Methode vier van vijf:
Bloeddruk
-
1 Plaats de arm van de patiënt zodat de elleboog ongeveer gelijk is met het hart en licht gebogen.
-
2 Wikkel een bloeddrukmanchet of bloeddrukmeter rond de bovenarm van de patiënt. Het moet stomp maar niet strak en hoog genoeg zijn zodat de manchet niet in de bocht van de elleboog zit. Zorg ervoor dat je de meter kunt zien.
- Gebruik de juiste maat manchet voor de patiënt. Kinderen en obese volwassenen hebben verschillende manchetten nodig.
-
3 Gebruik de stethoscoop op de arm om naar een puls te luisteren. Misschien moet u rond jagen tussen de manchet en de elleboog, of zelfs het diafragma van de stethoscoop iets onder de manchet plaatsen.
- Mogelijk moet u de manchet enigszins opblazen om voldoende druk uit te oefenen op de slagader om de pols te detecteren.
-
4 Sluit de klep en gebruik de lamp om de manchet op te blazen. Luister of de polsslag verdwijnt.
-
5 Ga door met opblazen totdat de meter 30 millimeter kwik (mmHg) hoger aangeeft dan toen de pols verdween.
-
6 Open de klep net genoeg om de lucht langzaam te laten ontsnappen, niet sneller dan 5 mmHg per seconde. Luister naar de puls om terug te keren.
-
7 Let op de meting als u de pols opnieuw kunt horen. Dit is de systolische druk, de druk die wordt uitgeoefend op de slagaders wanneer het hart het bloed pompt.
-
8 Blijf de manchet leeg laten lopen terwijl u naar de pols luistert.
-
9 Let op de meting als de pols weer verdwijnt. Dit is de diastolische druk, wat de druk op de slagaders tussen de hartslagen is.
-
10 Schrijf de bloeddruk op. Noteer eerst de systolische druk, vervolgens de schuine streep en vervolgens de diastolische druk. Een voorbeeld van een bloeddrukmeting is 120/70, wat u zou lezen als "120 over 70".
-
11 Neem de bloeddruk in de andere arm en vergelijk de waarden. Gebruik voor de daaropvolgende bloeddrukmetingen de arm die de hoogste meetwaarde oplevert.
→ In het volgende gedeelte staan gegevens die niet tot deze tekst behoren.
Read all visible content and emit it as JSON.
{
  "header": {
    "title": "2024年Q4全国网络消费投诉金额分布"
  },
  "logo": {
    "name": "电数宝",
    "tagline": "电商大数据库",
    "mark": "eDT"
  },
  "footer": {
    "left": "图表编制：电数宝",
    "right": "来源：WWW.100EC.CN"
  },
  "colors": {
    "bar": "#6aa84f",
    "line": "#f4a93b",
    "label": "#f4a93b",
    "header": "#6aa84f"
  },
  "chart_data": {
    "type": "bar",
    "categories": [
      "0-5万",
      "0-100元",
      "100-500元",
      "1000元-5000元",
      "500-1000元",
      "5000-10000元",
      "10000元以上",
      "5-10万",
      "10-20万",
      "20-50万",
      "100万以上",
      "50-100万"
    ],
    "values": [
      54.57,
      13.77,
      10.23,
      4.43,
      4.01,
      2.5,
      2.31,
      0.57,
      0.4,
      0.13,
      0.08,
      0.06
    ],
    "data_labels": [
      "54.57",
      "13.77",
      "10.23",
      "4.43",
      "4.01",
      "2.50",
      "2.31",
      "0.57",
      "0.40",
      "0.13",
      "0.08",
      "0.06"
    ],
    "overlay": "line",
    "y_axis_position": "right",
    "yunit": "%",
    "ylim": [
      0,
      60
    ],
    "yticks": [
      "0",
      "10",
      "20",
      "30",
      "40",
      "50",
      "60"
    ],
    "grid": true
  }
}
- Normale bloeddruk voor volwassenen is een systolische waarde van minder dan 140 mmHg en een diastolische waarde van minder dan 90 mmHg. Patiënten in nood hebben mogelijk echter hogere bloeddruk en patiënten die een shock ondergaan, kunnen diastolische waarden hebben van minder dan 80 mmHg. Normale bloeddrukmetingen voor kinderen variëren naar leeftijd.
- Houd er rekening mee dat u een auscultatorische opening kunt ervaren, wanneer de puls tijdelijk verdwijnt, tussen de systolische en diastolische waarden. Als het gelezen resultaat niet is wat u verwacht, probeert u het opnieuw.
-
12 Noteer elke bloeddrukmeting, de arm die u hebt gebruikt om de waarde af te lezen en het tijdstip waarop u deze hebt ingenomen.
Methode vijf van vijf:
Andere tekens
-
1 Noteer andere vitale functies in uw rapport als de situatie dit vereist.
- Als de patiënt het bewustzijn heeft verloren of een hoofdletsel heeft opgelopen, controleer dan de pupillen van het oog om te zien of ze even groot zijn en op licht reageren.
- Controleer de bloedsuikerspiegel van diabetespatiënten als u over de apparatuur beschikt om dit te doen.
- Vraag patiënten met pijn om hun pijnniveau te beoordelen van 1 tot 10.